Y ahora, con esas últimas palabras había tocado una fibra sensible: su reputación.
Aunque odiara reconocerlo, tenía razón.
¡Imaginen que dirían todos si se enteraban que él tenía una esposa que no podía usar un arco ni para salvar su vida!
Su reputación, su orgullo, eran lo que más valoraba. No podía permitir que se hablara mal de él, mucho menos por culpa de ella.
—Antheia. —Apolo suspiró.
No quería tener que hacer algo que la hiciera quedar bien, pero si no lo hacía, el que quedaría mal sería él. Y dicho sea. Ya no la aguantaba llorando.
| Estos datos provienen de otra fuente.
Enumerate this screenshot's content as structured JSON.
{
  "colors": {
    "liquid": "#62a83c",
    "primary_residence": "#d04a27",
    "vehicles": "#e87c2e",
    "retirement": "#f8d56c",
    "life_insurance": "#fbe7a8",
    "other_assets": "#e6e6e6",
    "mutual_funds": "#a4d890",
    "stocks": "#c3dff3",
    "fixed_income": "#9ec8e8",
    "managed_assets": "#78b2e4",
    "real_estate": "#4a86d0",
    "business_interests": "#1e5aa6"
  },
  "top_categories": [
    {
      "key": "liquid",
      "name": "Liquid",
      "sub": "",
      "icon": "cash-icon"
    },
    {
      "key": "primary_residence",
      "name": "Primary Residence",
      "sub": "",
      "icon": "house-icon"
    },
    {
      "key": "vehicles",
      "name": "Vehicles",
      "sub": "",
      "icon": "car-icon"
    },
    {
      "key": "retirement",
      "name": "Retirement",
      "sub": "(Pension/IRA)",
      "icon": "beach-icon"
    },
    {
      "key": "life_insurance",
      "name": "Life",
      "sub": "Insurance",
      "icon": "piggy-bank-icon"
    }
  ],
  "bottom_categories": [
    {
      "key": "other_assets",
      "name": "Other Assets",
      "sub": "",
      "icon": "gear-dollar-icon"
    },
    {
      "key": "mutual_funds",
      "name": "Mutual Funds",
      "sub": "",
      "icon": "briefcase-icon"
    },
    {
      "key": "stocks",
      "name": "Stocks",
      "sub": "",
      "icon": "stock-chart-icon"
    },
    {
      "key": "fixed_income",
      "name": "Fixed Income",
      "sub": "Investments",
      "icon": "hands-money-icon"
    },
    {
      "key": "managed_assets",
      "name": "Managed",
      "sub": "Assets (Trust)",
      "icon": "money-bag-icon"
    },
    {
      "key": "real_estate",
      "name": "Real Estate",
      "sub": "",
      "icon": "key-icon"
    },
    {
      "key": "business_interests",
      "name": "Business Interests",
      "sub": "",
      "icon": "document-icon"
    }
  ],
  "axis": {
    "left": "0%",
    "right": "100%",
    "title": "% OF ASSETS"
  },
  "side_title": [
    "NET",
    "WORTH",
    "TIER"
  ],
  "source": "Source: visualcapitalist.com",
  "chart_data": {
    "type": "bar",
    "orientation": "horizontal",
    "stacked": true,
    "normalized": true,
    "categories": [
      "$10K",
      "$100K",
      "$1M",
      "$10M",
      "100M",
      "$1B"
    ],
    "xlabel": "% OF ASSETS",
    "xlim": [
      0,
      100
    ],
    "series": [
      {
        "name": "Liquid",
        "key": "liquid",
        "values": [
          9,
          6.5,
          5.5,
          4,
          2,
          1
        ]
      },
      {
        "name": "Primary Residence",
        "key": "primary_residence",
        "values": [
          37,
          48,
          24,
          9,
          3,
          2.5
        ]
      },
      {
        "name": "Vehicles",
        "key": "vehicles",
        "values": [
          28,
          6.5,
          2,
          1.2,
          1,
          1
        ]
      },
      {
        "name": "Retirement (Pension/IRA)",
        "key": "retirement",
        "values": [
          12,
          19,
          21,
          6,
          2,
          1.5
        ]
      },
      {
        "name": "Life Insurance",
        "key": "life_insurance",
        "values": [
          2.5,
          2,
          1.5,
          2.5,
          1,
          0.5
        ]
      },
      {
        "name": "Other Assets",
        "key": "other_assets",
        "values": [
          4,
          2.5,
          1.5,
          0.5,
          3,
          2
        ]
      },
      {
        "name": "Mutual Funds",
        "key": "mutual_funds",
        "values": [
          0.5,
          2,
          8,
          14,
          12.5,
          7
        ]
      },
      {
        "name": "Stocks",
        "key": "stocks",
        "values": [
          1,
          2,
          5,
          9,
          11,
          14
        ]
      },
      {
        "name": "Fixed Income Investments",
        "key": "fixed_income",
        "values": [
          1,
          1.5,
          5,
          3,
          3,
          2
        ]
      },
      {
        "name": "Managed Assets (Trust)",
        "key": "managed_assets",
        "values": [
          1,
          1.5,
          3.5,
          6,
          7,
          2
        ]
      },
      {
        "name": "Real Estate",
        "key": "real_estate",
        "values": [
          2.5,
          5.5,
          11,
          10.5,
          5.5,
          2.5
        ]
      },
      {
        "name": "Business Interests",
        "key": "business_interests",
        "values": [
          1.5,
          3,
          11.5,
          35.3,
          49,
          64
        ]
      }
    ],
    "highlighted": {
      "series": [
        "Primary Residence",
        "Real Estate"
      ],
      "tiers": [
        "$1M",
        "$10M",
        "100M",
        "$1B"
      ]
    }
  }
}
Que criatura patética.
—¡Ya basta! —bramó, sobresaltándola.
Lo miró con sus enormes ojos azules, bañados de lágrimas y, pese a lo mucho que deseaba negarlo, sus manos temblaron por tomarla en brazos y calmar su angustia.
Carraspeó, y enderezó su postura.
—Es suficiente de tanto llanto —dijo con voz fría—. No necesitamos hacer un drama de esto.
Antheia sollozó una vez más, limpiando sus lágrimas con el dorso de la mano. Apolo notó cómo su pecho subía y bajaba con cada respiración agitada.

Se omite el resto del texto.